During the notice period, the employer could make the employee redundant or summarily dismiss them, if it has the grounds to do so fairly. Otherwise, the reason for termination will be resignation and not dismissal, since the employee cannot serve a counternotice.

== Spanish law ==
Disguised dismissal (despido encubierto) in Spanish labour law is a mechanism through which employers indirectly force employees to resign, thereby evading legal responsibilities. Article 50 of the Workers' Statute provides a legal remedy for employees, allowing them to terminate their contract with the right to compensation.

=== Definition ===
Disguised dismissal, as defined by the Diccionario Panhispánico del Español Jurídico, refers to an employer's covert act designed to compel a worker to terminate their employment voluntarily. This tactic is often used to avoid paying indemnities and legal benefits. The employer creates conditions so intolerable that the worker feels forced to dissolve the labor contract.

=== Legal framework ===
In Spain, disguised dismissal is addressed under Article 50 of the Workers' Statute. This article allows an employee to request termination of the employment relationship due to serious breaches by the employer. When justified, the employee is entitled to compensation equivalent to that of unfair dismissal and unemployment benefits, provided they have paid the requisite contributions. The specified causes for invoking Article 50 include:

- Substantial Changes in Working Conditions: Changes made without adhering to Article 41 that undermine the worker's dignity.
- Non-payment or Delays in Salary: Continuous failure to pay the agreed salary on time.
- Other Serious Breaches: Any other significant violations of the employer's obligations, excluding force majeure. This includes refusal to reintegrate the worker into previous conditions following a court ruling that declared the changes unjustified.

=== Judicial precedents ===
An example is the Judgment of the High Court of Justice of Andalusia, Ceuta and Melilla, Social Chamber, 2016. In this case, the plaintiff argued that their transfer from Seville to Alcobendas was a disguised dismissal. The court found that the transfer, given the worker's age, personal and family circumstances, and the adverse economic conditions associated with the move, was a deliberate attempt by the employer to force the worker to resign.
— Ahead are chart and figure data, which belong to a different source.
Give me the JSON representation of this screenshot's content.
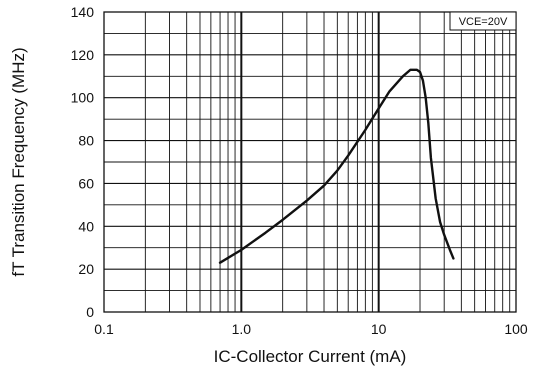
{
  "chart_data": {
    "type": "line",
    "xlabel": "IC-Collector Current  (mA)",
    "ylabel": "fT Transition Frequency (MHz)",
    "x_scale": "log",
    "xlim": [
      0.1,
      100
    ],
    "ylim": [
      0,
      140
    ],
    "x_ticks": [
      "0.1",
      "1.0",
      "10",
      "100"
    ],
    "y_ticks": [
      "0",
      "20",
      "40",
      "60",
      "80",
      "100",
      "120",
      "140"
    ],
    "grid": true,
    "legend_position": "top-right",
    "annotation": "VCE=20V",
    "series": [
      {
        "x": [
          0.7,
          1.0,
          1.5,
          2.0,
          3.0,
          4.0,
          5.0,
          6.0,
          8.0,
          10.0,
          12.0,
          15.0,
          17.0,
          19.0,
          20.0,
          21.0,
          22.0,
          23.0,
          24.0,
          26.0,
          28.0,
          30.0,
          33.0,
          35.0
        ],
        "y": [
          23,
          29,
          37,
          43,
          52,
          59,
          66,
          73,
          85,
          95,
          103,
          110,
          113,
          113,
          112,
          108,
          100,
          88,
          72,
          53,
          42,
          36,
          29,
          25
        ]
      }
    ]
  }
}
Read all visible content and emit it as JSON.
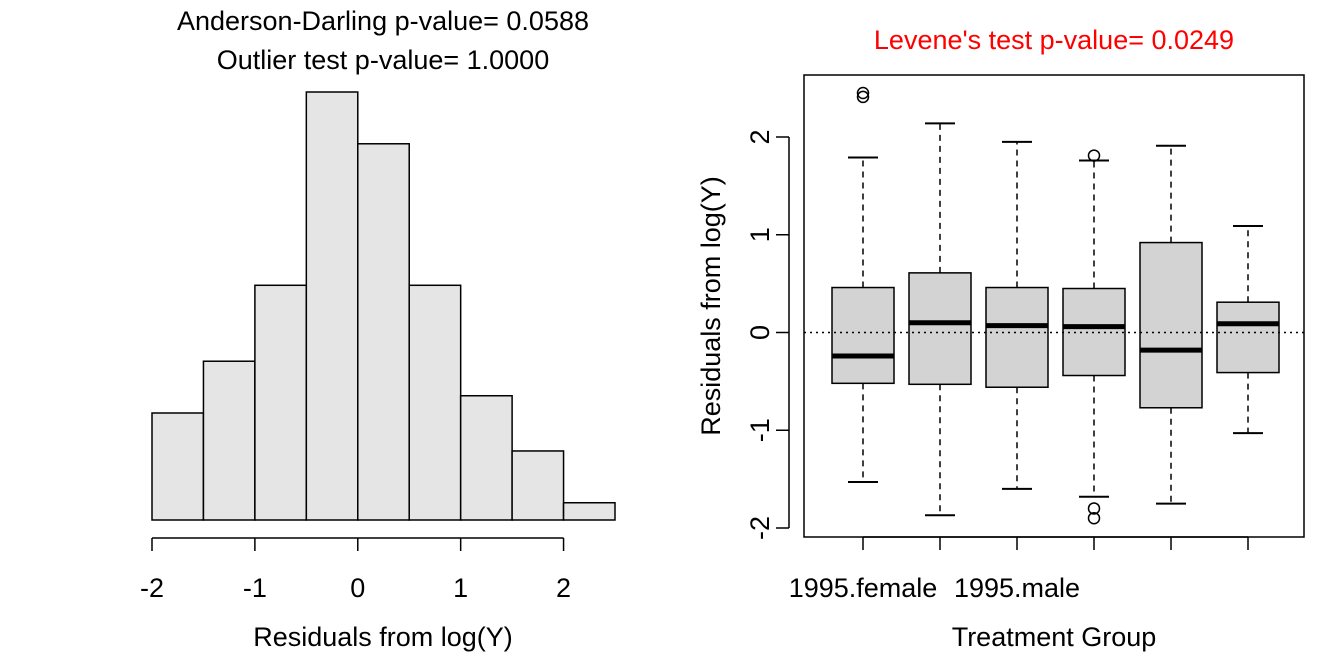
{
  "chart_data": [
    {
      "type": "histogram",
      "title_lines": [
        "Anderson-Darling p-value= 0.0588",
        "Outlier test p-value= 1.0000"
      ],
      "xlabel": "Residuals from log(Y)",
      "ylabel": "",
      "xlim": [
        -2,
        2.5
      ],
      "x_ticks": [
        -2,
        -1,
        0,
        1,
        2
      ],
      "x_tick_labels": [
        "-2",
        "-1",
        "0",
        "1",
        "2"
      ],
      "bin_edges": [
        -2,
        -1.5,
        -1,
        -0.5,
        0,
        0.5,
        1,
        1.5,
        2,
        2.5
      ],
      "values": [
        0.155,
        0.23,
        0.34,
        0.62,
        0.545,
        0.34,
        0.18,
        0.1,
        0.025
      ],
      "ylim": [
        0,
        0.62
      ],
      "bar_fill": "#e5e5e5",
      "bar_stroke": "#000000"
    },
    {
      "type": "boxplot",
      "title": "Levene's test p-value= 0.0249",
      "title_color": "#ff0000",
      "xlabel": "Treatment Group",
      "ylabel": "Residuals from log(Y)",
      "ylim": [
        -2,
        2.5
      ],
      "y_ticks": [
        -2,
        -1,
        0,
        1,
        2
      ],
      "y_tick_labels": [
        "-2",
        "-1",
        "0",
        "1",
        "2"
      ],
      "x_tick_labels": [
        "1995.female",
        "",
        "1995.male",
        "",
        "",
        ""
      ],
      "reference_line": 0,
      "box_fill": "#d3d3d3",
      "groups": [
        {
          "min": -1.53,
          "q1": -0.52,
          "median": -0.24,
          "q3": 0.46,
          "max": 1.79,
          "outliers": [
            2.41,
            2.45
          ]
        },
        {
          "min": -1.87,
          "q1": -0.53,
          "median": 0.1,
          "q3": 0.61,
          "max": 2.14,
          "outliers": []
        },
        {
          "min": -1.6,
          "q1": -0.56,
          "median": 0.07,
          "q3": 0.46,
          "max": 1.95,
          "outliers": []
        },
        {
          "min": -1.68,
          "q1": -0.44,
          "median": 0.06,
          "q3": 0.45,
          "max": 1.76,
          "outliers": [
            1.81,
            -1.8,
            -1.9
          ]
        },
        {
          "min": -1.75,
          "q1": -0.77,
          "median": -0.18,
          "q3": 0.92,
          "max": 1.91,
          "outliers": []
        },
        {
          "min": -1.03,
          "q1": -0.41,
          "median": 0.09,
          "q3": 0.31,
          "max": 1.09,
          "outliers": []
        }
      ]
    }
  ]
}
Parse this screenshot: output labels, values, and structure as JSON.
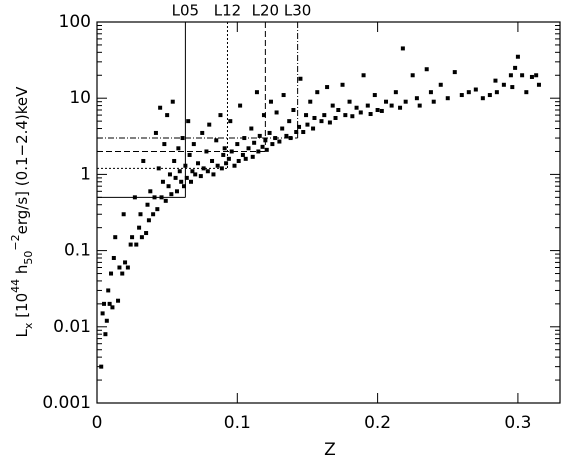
{
  "chart_data": {
    "type": "scatter",
    "log_y": true,
    "grid": false,
    "color": "#000000",
    "xlabel": "Z",
    "ylabel": [
      {
        "text": "L"
      },
      {
        "text": "x",
        "shift": "sub"
      },
      {
        "text": " [10"
      },
      {
        "text": "44",
        "shift": "super"
      },
      {
        "text": " h"
      },
      {
        "text": "50",
        "shift": "sub"
      },
      {
        "text": "−2",
        "shift": "super"
      },
      {
        "text": "erg/s] (0.1−2.4)keV"
      }
    ],
    "xlim": [
      0,
      0.33
    ],
    "xticks": [
      0,
      0.1,
      0.2,
      0.3
    ],
    "ylim": [
      0.001,
      100
    ],
    "yticks": [
      0.001,
      0.01,
      0.1,
      1,
      10,
      100
    ],
    "thresholds": [
      {
        "label": "L05",
        "x": 0.063,
        "y": 0.5,
        "dash": "solid"
      },
      {
        "label": "L12",
        "x": 0.093,
        "y": 1.2,
        "dash": "dotted"
      },
      {
        "label": "L20",
        "x": 0.12,
        "y": 2,
        "dash": "dashed"
      },
      {
        "label": "L30",
        "x": 0.143,
        "y": 3,
        "dash": "dashdot"
      }
    ],
    "x": [
      0.003,
      0.004,
      0.005,
      0.006,
      0.007,
      0.008,
      0.009,
      0.01,
      0.011,
      0.012,
      0.013,
      0.015,
      0.016,
      0.018,
      0.019,
      0.02,
      0.022,
      0.024,
      0.025,
      0.027,
      0.028,
      0.03,
      0.031,
      0.032,
      0.033,
      0.035,
      0.036,
      0.037,
      0.038,
      0.04,
      0.041,
      0.042,
      0.043,
      0.044,
      0.045,
      0.046,
      0.047,
      0.048,
      0.049,
      0.05,
      0.051,
      0.052,
      0.053,
      0.054,
      0.055,
      0.056,
      0.057,
      0.058,
      0.059,
      0.06,
      0.061,
      0.062,
      0.063,
      0.064,
      0.065,
      0.066,
      0.067,
      0.068,
      0.069,
      0.07,
      0.072,
      0.074,
      0.075,
      0.076,
      0.078,
      0.079,
      0.08,
      0.082,
      0.083,
      0.085,
      0.086,
      0.088,
      0.089,
      0.09,
      0.091,
      0.092,
      0.094,
      0.095,
      0.096,
      0.098,
      0.1,
      0.101,
      0.102,
      0.104,
      0.105,
      0.106,
      0.108,
      0.11,
      0.111,
      0.112,
      0.114,
      0.115,
      0.116,
      0.118,
      0.119,
      0.12,
      0.121,
      0.123,
      0.124,
      0.125,
      0.127,
      0.128,
      0.13,
      0.132,
      0.133,
      0.135,
      0.137,
      0.138,
      0.14,
      0.142,
      0.144,
      0.145,
      0.147,
      0.149,
      0.15,
      0.152,
      0.154,
      0.155,
      0.157,
      0.16,
      0.162,
      0.164,
      0.166,
      0.168,
      0.17,
      0.172,
      0.175,
      0.177,
      0.18,
      0.182,
      0.185,
      0.188,
      0.19,
      0.193,
      0.195,
      0.198,
      0.2,
      0.203,
      0.206,
      0.21,
      0.213,
      0.216,
      0.218,
      0.22,
      0.225,
      0.228,
      0.23,
      0.235,
      0.238,
      0.24,
      0.245,
      0.25,
      0.255,
      0.26,
      0.265,
      0.27,
      0.275,
      0.28,
      0.285,
      0.29,
      0.295,
      0.298,
      0.3,
      0.303,
      0.306,
      0.31,
      0.313,
      0.315,
      0.296,
      0.284
    ],
    "values": [
      0.003,
      0.015,
      0.02,
      0.008,
      0.012,
      0.03,
      0.02,
      0.05,
      0.018,
      0.08,
      0.15,
      0.022,
      0.06,
      0.05,
      0.3,
      0.07,
      0.06,
      0.12,
      0.15,
      0.5,
      0.12,
      0.2,
      0.3,
      0.15,
      1.5,
      0.17,
      0.4,
      0.25,
      0.6,
      0.3,
      0.5,
      3.5,
      0.35,
      1.2,
      7.5,
      0.5,
      0.8,
      2.5,
      0.45,
      6,
      0.7,
      1.0,
      0.55,
      9,
      1.5,
      0.9,
      0.6,
      2.2,
      1.1,
      0.8,
      3,
      0.7,
      1.3,
      0.9,
      5,
      1.8,
      0.8,
      1.1,
      2.5,
      1.0,
      1.4,
      0.95,
      3.5,
      1.2,
      2,
      1.1,
      4.5,
      1.5,
      1.0,
      2.8,
      1.3,
      6,
      1.2,
      1.8,
      2.2,
      1.4,
      1.6,
      5,
      2,
      1.3,
      2.5,
      1.5,
      8,
      1.8,
      3,
      1.6,
      2.2,
      4,
      1.7,
      2.6,
      12,
      2.0,
      3.2,
      2.3,
      6,
      2.8,
      2.1,
      3.5,
      9,
      2.5,
      3,
      6.5,
      2.7,
      4,
      11,
      3.2,
      5,
      3.0,
      7,
      3.6,
      4.2,
      18,
      3.6,
      6,
      4.5,
      9,
      4,
      5.5,
      12,
      5,
      6,
      14,
      4.8,
      8,
      5.5,
      7,
      15,
      6,
      9,
      5.8,
      7.5,
      6.5,
      20,
      8,
      6.2,
      11,
      7,
      6.8,
      9,
      8,
      12,
      7.5,
      45,
      9,
      20,
      10,
      8,
      24,
      12,
      9,
      15,
      10,
      22,
      11,
      12,
      13,
      10,
      11,
      12,
      15,
      20,
      25,
      35,
      20,
      12,
      19,
      20,
      15,
      14,
      17
    ]
  }
}
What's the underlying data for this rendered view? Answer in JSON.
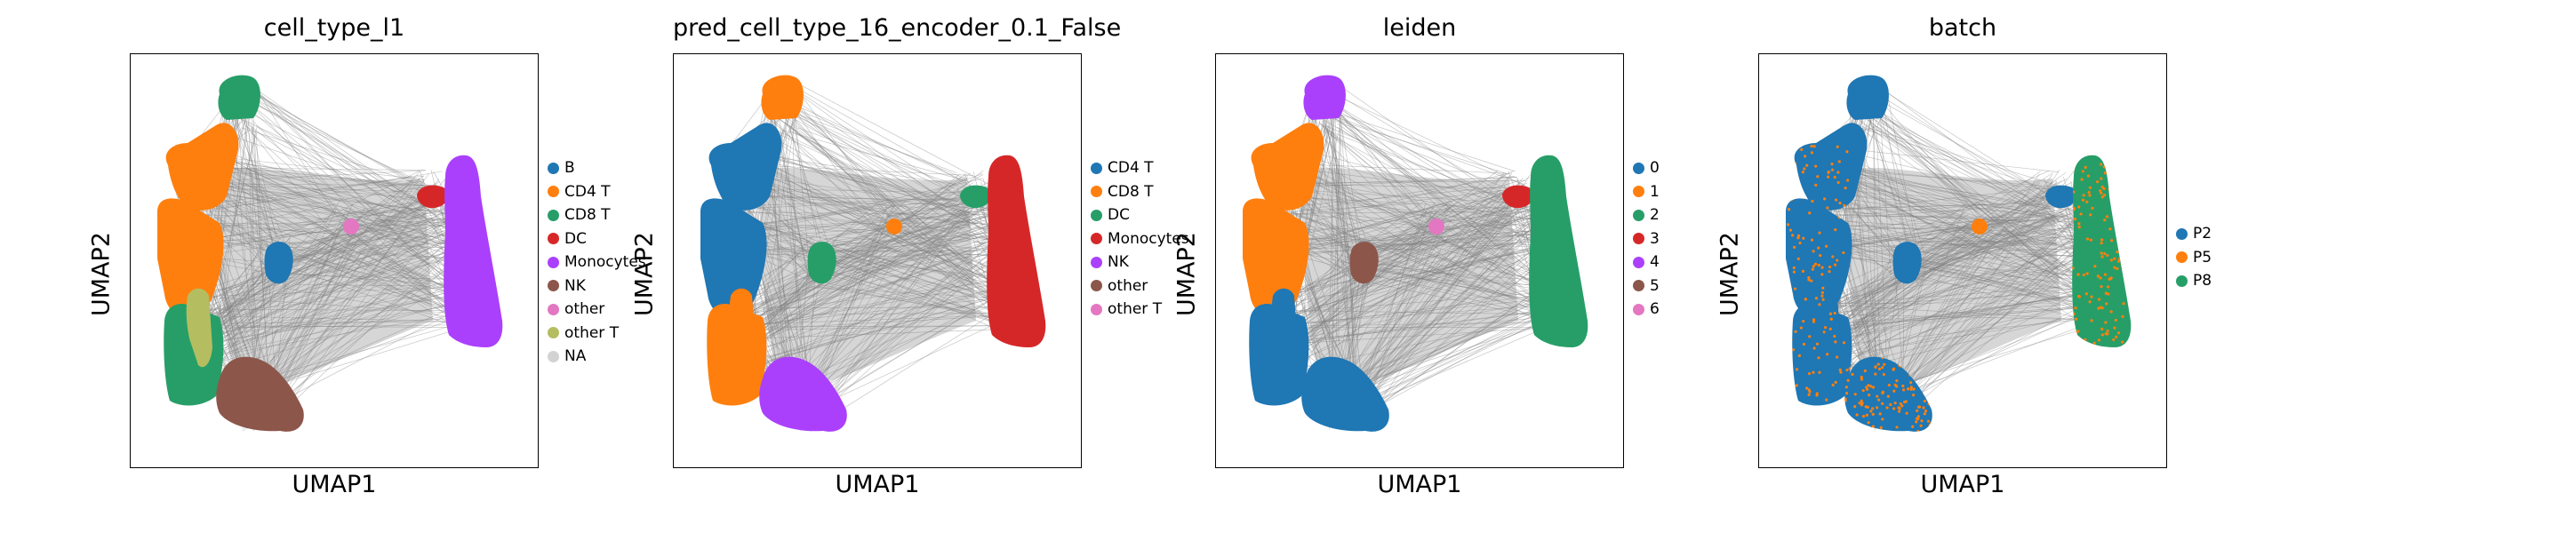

=== Theoretical perspectives ===
Guillermo Cabanellas de Torres, in his Compendio de Derecho Laboral, elaborates on disguised dismissal. He explains that the employer, by violating legal and contractual duties, puts the employee in a position where continuing to work is untenable due to moral and economic damage. This act, while not an explicit declaration of termination, effectively constitutes a dismissal. The termination, though initiated by the worker, is actually caused by the employer's unilateral and irregular actions.